Symnographie

«  Il y a comme une clarté vacillante de l’aspect. De même que l’on peut jouer un morceau de musique avec plus ou moins d’intensité dans l’expression. En soulignant plus fortement le rythme et la structure, ou au contraire moins fortement. »

Ludwig Wittgenstein, « Remarques sur la Philosophie de la Psychologie I » , &507, p.118, Édité par G.E.M. Anscombe et G.H. von Wright, Traduit de l’allemand par Gérard Granel, Trans-Europ-Repress, 1989.

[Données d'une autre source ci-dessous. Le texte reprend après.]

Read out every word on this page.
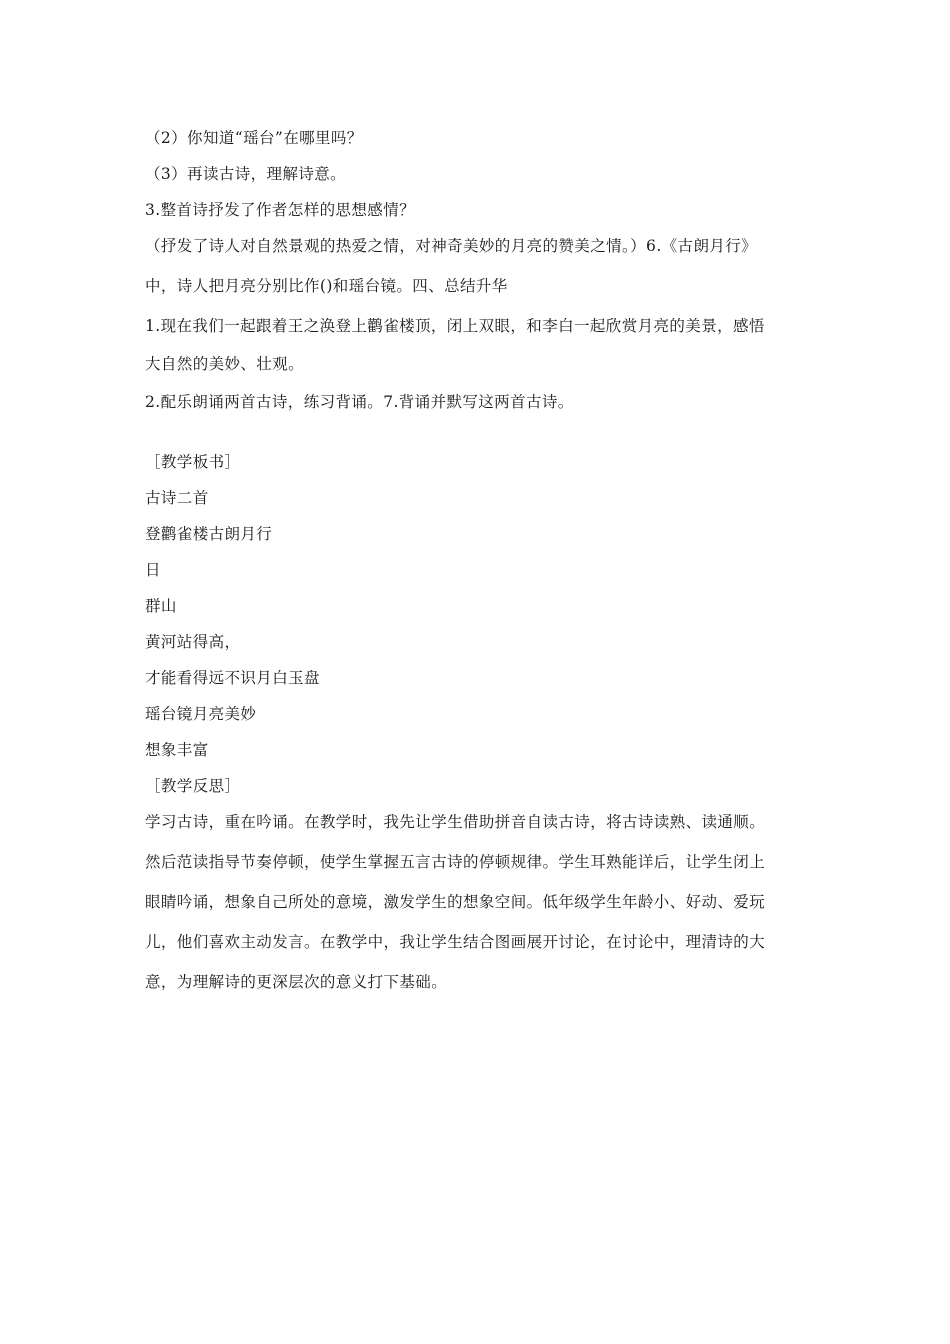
（2）你知道“瑶台”在哪里吗？
（3）再读古诗，理解诗意。
3.整首诗抒发了作者怎样的思想感情？
（抒发了诗人对自然景观的热爱之情，对神奇美妙的月亮的赞美之情。）6.《古朗月行》
中，诗人把月亮分别比作()和瑶台镜。四、总结升华
1.现在我们一起跟着王之涣登上鹳雀楼顶，闭上双眼，和李白一起欣赏月亮的美景，感悟
大自然的美妙、壮观。
2.配乐朗诵两首古诗，练习背诵。7.背诵并默写这两首古诗。
［教学板书］
古诗二首
登鹳雀楼古朗月行
日
群山
黄河站得高，
才能看得远不识月白玉盘
瑶台镜月亮美妙
想象丰富
［教学反思］
学习古诗，重在吟诵。在教学时，我先让学生借助拼音自读古诗，将古诗读熟、读通顺。
然后范读指导节奏停顿，使学生掌握五言古诗的停顿规律。学生耳熟能详后，让学生闭上
眼睛吟诵，想象自己所处的意境，激发学生的想象空间。低年级学生年龄小、好动、爱玩
儿，他们喜欢主动发言。在教学中，我让学生结合图画展开讨论，在讨论中，理清诗的大
意，为理解诗的更深层次的意义打下基础。
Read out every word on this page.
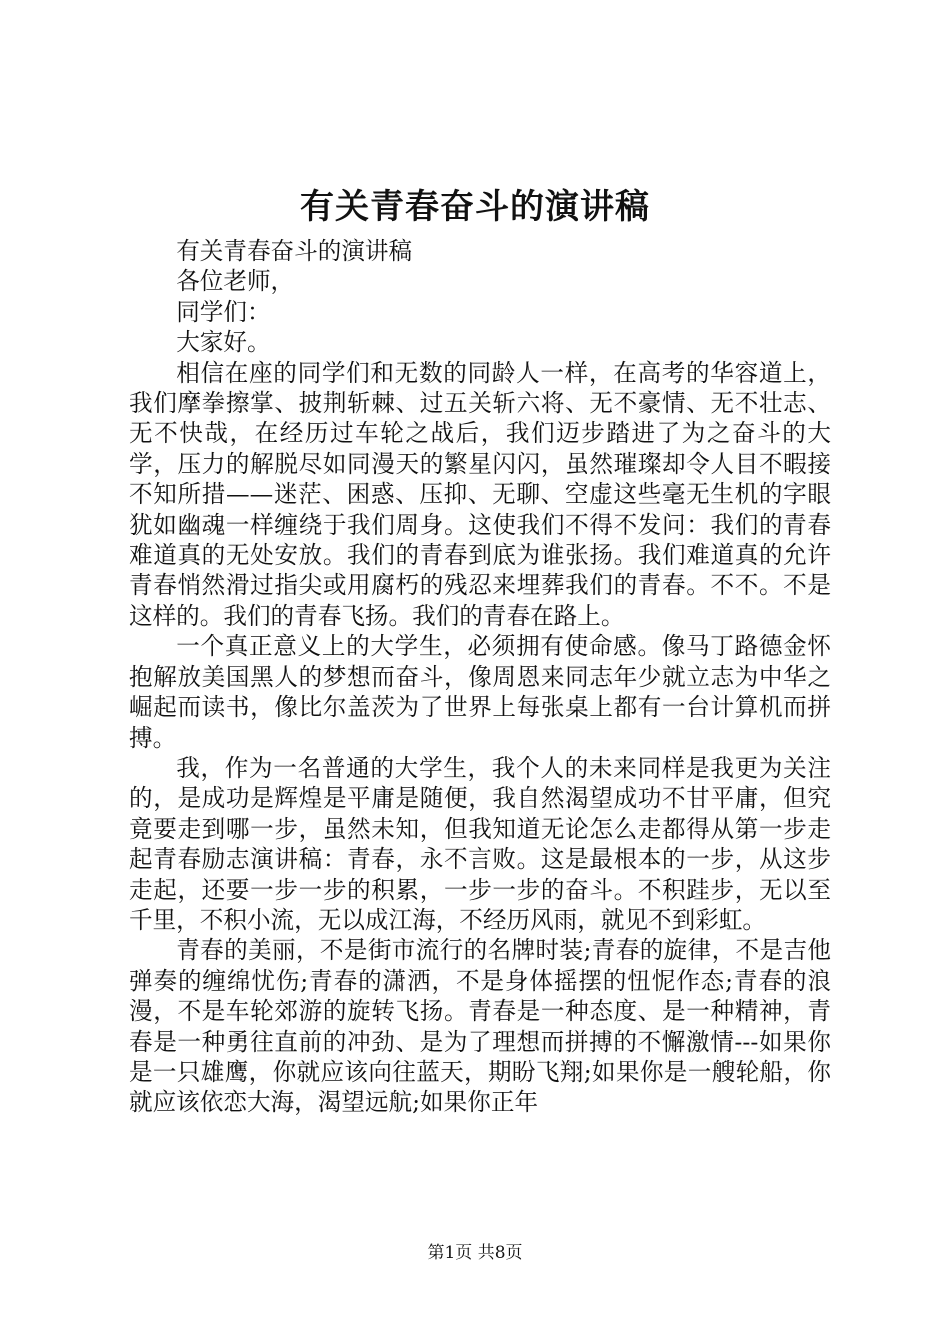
有关青春奋斗的演讲稿

有关青春奋斗的演讲稿

各位老师，

同学们：

大家好。

相信在座的同学们和无数的同龄人一样，在高考的华容道上，我们摩拳擦掌、披荆斩棘、过五关斩六将、无不豪情、无不壮志、无不快哉，在经历过车轮之战后，我们迈步踏进了为之奋斗的大学，压力的解脱尽如同漫天的繁星闪闪，虽然璀璨却令人目不暇接不知所措——迷茫、困惑、压抑、无聊、空虚这些毫无生机的字眼犹如幽魂一样缠绕于我们周身。这使我们不得不发问：我们的青春难道真的无处安放。我们的青春到底为谁张扬。我们难道真的允许青春悄然滑过指尖或用腐朽的残忍来埋葬我们的青春。不不。不是这样的。我们的青春飞扬。我们的青春在路上。

一个真正意义上的大学生，必须拥有使命感。像马丁路德金怀抱解放美国黑人的梦想而奋斗，像周恩来同志年少就立志为中华之崛起而读书，像比尔盖茨为了世界上每张桌上都有一台计算机而拼搏。

我，作为一名普通的大学生，我个人的未来同样是我更为关注的，是成功是辉煌是平庸是随便，我自然渴望成功不甘平庸，但究竟要走到哪一步，虽然未知，但我知道无论怎么走都得从第一步走起青春励志演讲稿：青春，永不言败。这是最根本的一步，从这步走起，还要一步一步的积累，一步一步的奋斗。不积跬步，无以至千里，不积小流，无以成江海，不经历风雨，就见不到彩虹。

青春的美丽，不是街市流行的名牌时装;青春的旋律，不是吉他弹奏的缠绵忧伤;青春的潇洒，不是身体摇摆的忸怩作态;青春的浪漫，不是车轮郊游的旋转飞扬。青春是一种态度、是一种精神，青春是一种勇往直前的冲劲、是为了理想而拼搏的不懈激情---如果你是一只雄鹰，你就应该向往蓝天，期盼飞翔;如果你是一艘轮船，你就应该依恋大海，渴望远航;如果你正年

第1页 共8页
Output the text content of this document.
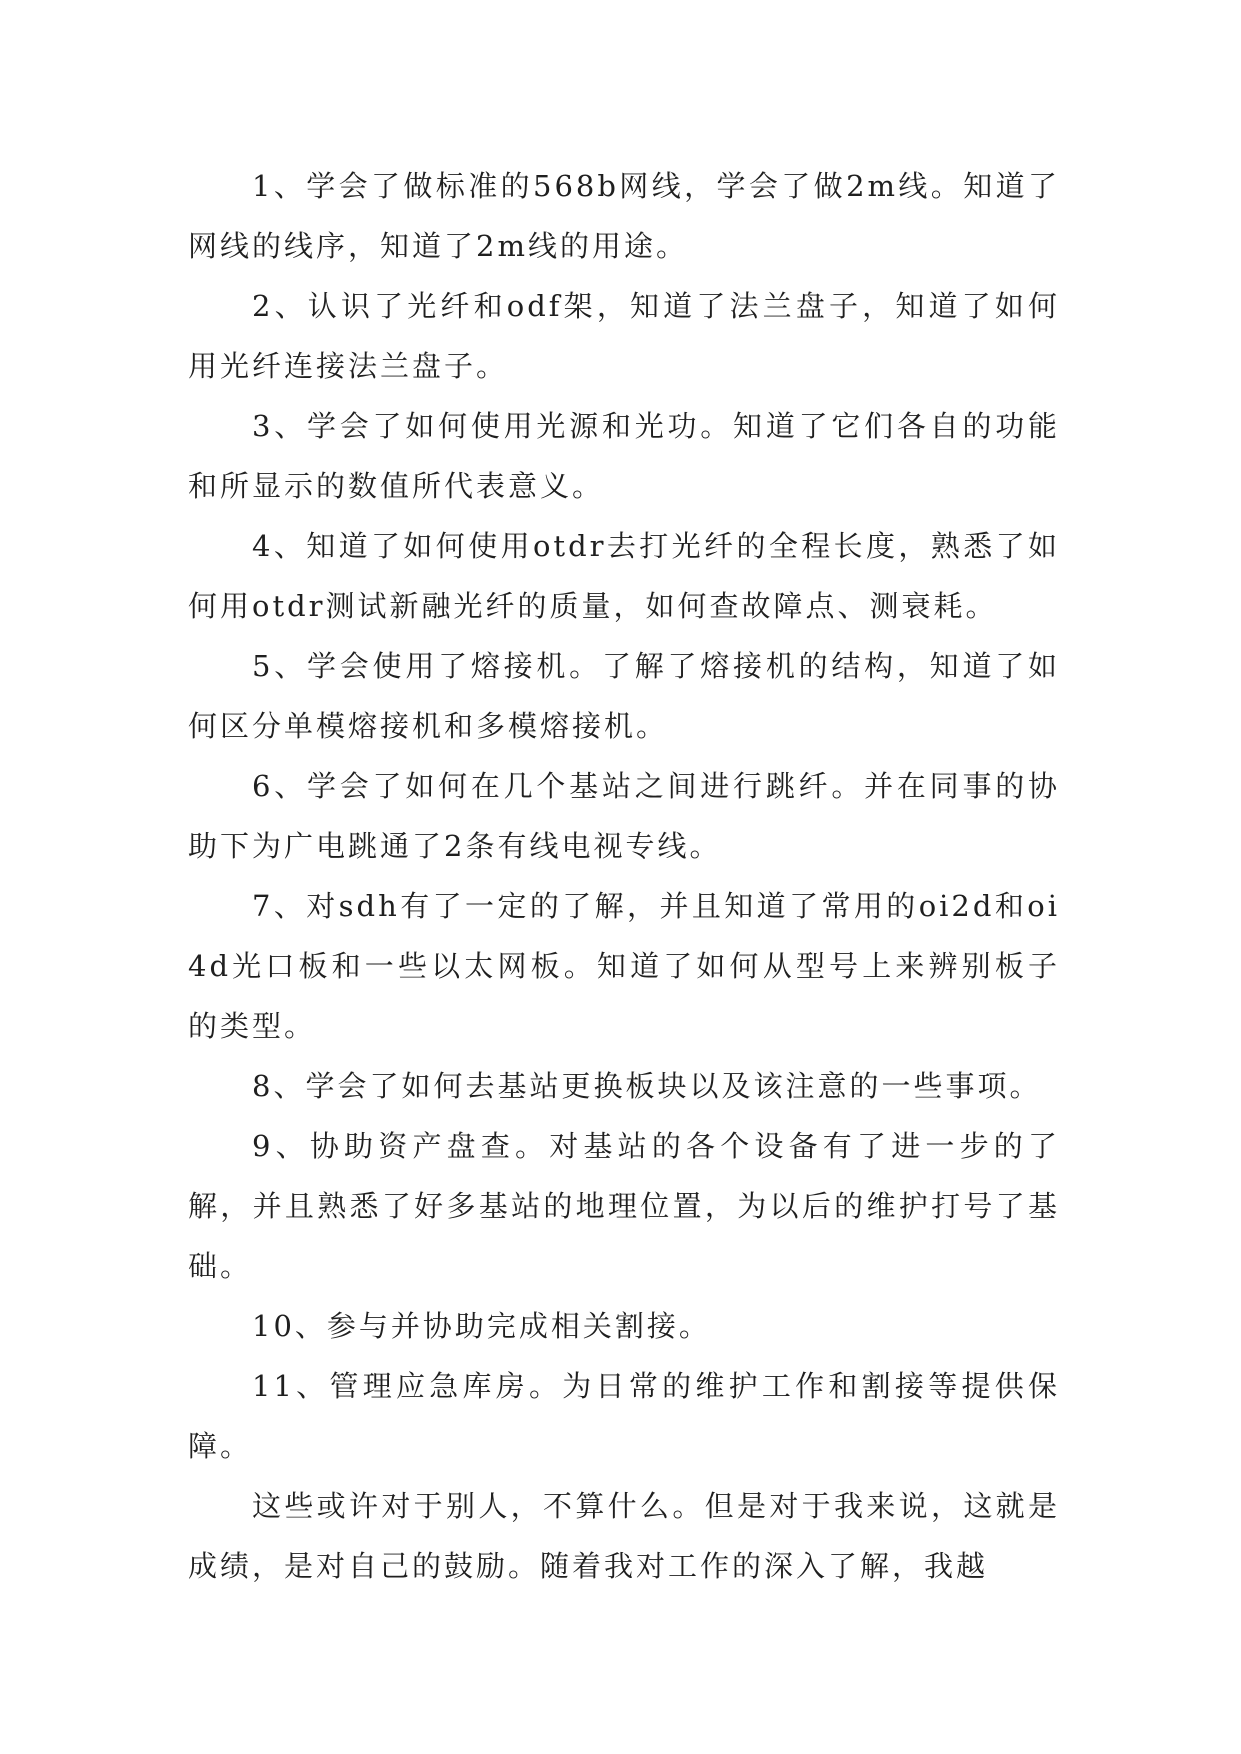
1、学会了做标准的568b网线，学会了做2m线。知道了网线的线序，知道了2m线的用途。

2、认识了光纤和odf架，知道了法兰盘子，知道了如何用光纤连接法兰盘子。

3、学会了如何使用光源和光功。知道了它们各自的功能和所显示的数值所代表意义。

4、知道了如何使用otdr去打光纤的全程长度，熟悉了如何用otdr测试新融光纤的质量，如何查故障点、测衰耗。

5、学会使用了熔接机。了解了熔接机的结构，知道了如何区分单模熔接机和多模熔接机。

6、学会了如何在几个基站之间进行跳纤。并在同事的协助下为广电跳通了2条有线电视专线。

7、对sdh有了一定的了解，并且知道了常用的oi2d和oi4d光口板和一些以太网板。知道了如何从型号上来辨别板子的类型。

8、学会了如何去基站更换板块以及该注意的一些事项。

9、协助资产盘查。对基站的各个设备有了进一步的了解，并且熟悉了好多基站的地理位置，为以后的维护打号了基础。

10、参与并协助完成相关割接。

11、管理应急库房。为日常的维护工作和割接等提供保障。

这些或许对于别人，不算什么。但是对于我来说，这就是成绩，是对自己的鼓励。随着我对工作的深入了解，我越
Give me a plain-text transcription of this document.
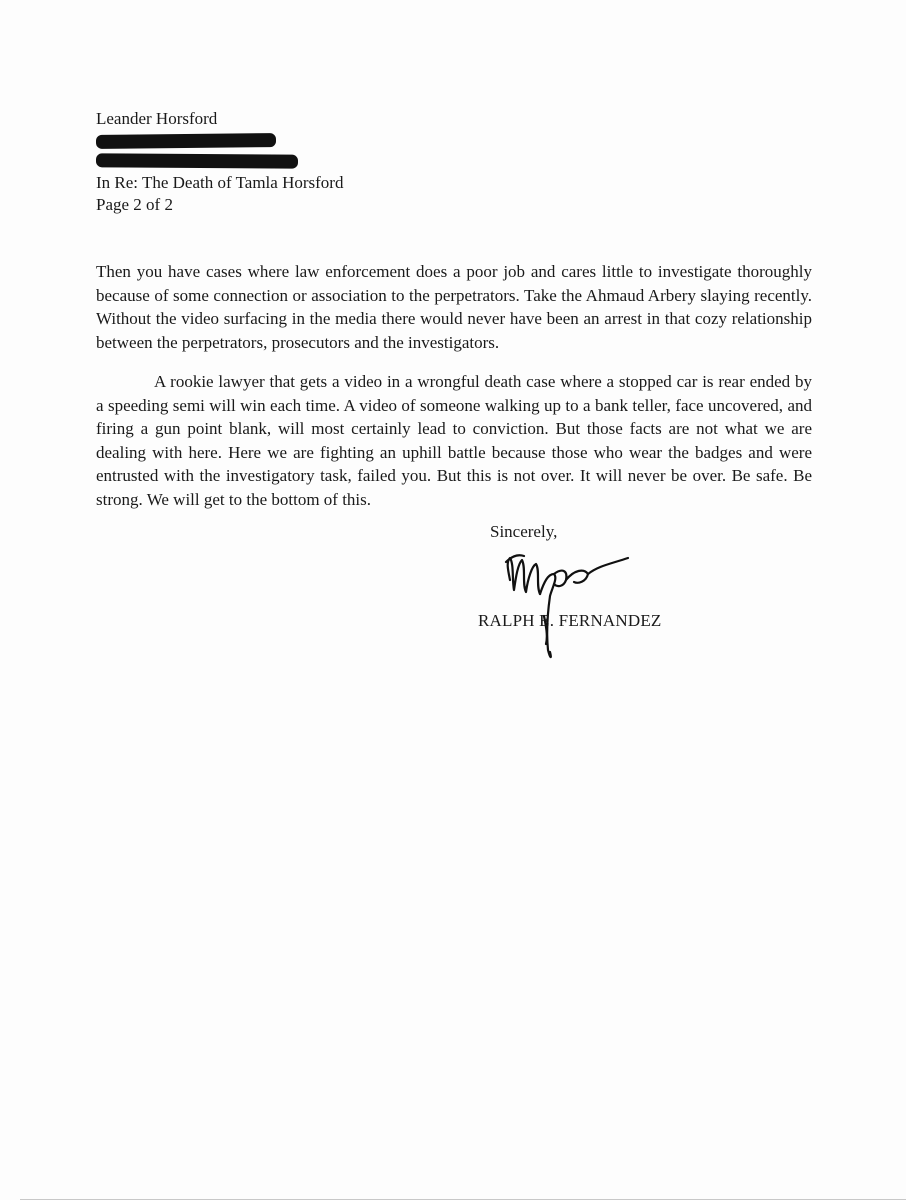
Leander Horsford
In Re: The Death of Tamla Horsford
Page 2 of 2

Then you have cases where law enforcement does a poor job and cares little to investigate thoroughly because of some connection or association to the perpetrators. Take the Ahmaud Arbery slaying recently. Without the video surfacing in the media there would never have been an arrest in that cozy relationship between the perpetrators, prosecutors and the investigators.

A rookie lawyer that gets a video in a wrongful death case where a stopped car is rear ended by a speeding semi will win each time. A video of someone walking up to a bank teller, face uncovered, and firing a gun point blank, will most certainly lead to conviction. But those facts are not what we are dealing with here. Here we are fighting an uphill battle because those who wear the badges and were entrusted with the investigatory task, failed you. But this is not over. It will never be over. Be safe. Be strong. We will get to the bottom of this.

Sincerely,
RALPH E. FERNANDEZ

Canard-Lapin, redessiné par Joseph Jastrow dans « Fact and fable in psychology » [archive], Boston, Houghton, Mifflin and Co, 1900, The mind’s eye, p. 295, fig. 19

D’abord surprise, hésitante, l’impression vague, puis précise,
creusée dans la forme alerte, la silhouette à chaque fois, neuve,
et tout le mur derrière elle qui supporte ta vision,
le tableau qu’envahit le couloir des temps, des lieux,
la vie est là, dehors, à l’extérieur, toujours lointaine,
et son énergie lorsque elle passe en soi-même,
retient la terre dans sa fermeté, son odeur de nuits,
dans le plurivers, s’entrecroisent les morts et les mondes futurs,
aux références multiples, ordonnées selon des contextes,

il faut laisser les lieux se mélanger, devenir cet autre rêvé,
en finir avec le point de vue de nulle part,
et aiguiser les armes de la perception, versus le concept,
pour une synthèse froide, concrète, arrimée aux vivants,
nos idéaux franchissent les murs et leurs projections,
bâtissent des cités endormies au cœur des étoiles …
Et le soleil illumine les versions de toi-même,
dans une mémoire sociale, toujours neuve et fragile
dont les cribles détails laissent filtrer le Temps …

Écouter les aspects d’un visage ; le remue-ménage social et intérieur,
voir la musique défiler en sériels merveilles, dans les corps sien,
désapprendre le fixe et l’inerte, saisir l’énigme sociale, hors du réel absolu, sortir des substrats, des origines, de la fonction conceptuelle et ultime, renouer les liens du sel, immémorial, des corps divins, et la forme sensitive transite d’un lieu à l’autre ; elle change, vague, symétrique, en glissant dans l’aspect de l’image, elle emporte les sens, entraîne la conviction et la situation de jeux, comme le perçu, brut, formel, fruit du contact sensible et du toucher de tes yeux noirs…

Un minuit glacé et brûlant, une opale et une cible qui se détournent,
les sens seconds des choses et des êtres vivants,
le plus visible est cruellement caché aux habitudes,
la forme voyage comme la musique qui inspire et organise,
au delà de l’épaisse couche du silence,
le coton affreux de la chambre vide, la conscience seule, nettoyée,
vidée de toutes insertions aux significations et aux contextes,
l’œil qui ne peut être voyant ; le visible et l’invisible,
et parfois le manque de visions alertes, freine et détruit,

l’habile regard social, complexe, exercé et éduqué ;
la pluralité des formes et des tempéraments,
la profondeur du champ et les portes vers chacun des mondes ..
Merci mon père, mon amour, mon astre mort, pour tout cela qui renaît, au travers des signes symboles, des affections et des sociétés,
je vois venir l’aspect, la profondeur des passages ..
Voir ceci comme cela, transformer les mondes de la vie.
Nous marchons proches des limites ; les ouvertures combattantes à soi, la saisie de l’aspect et la vie plus riche, la vie plurielle et concrète.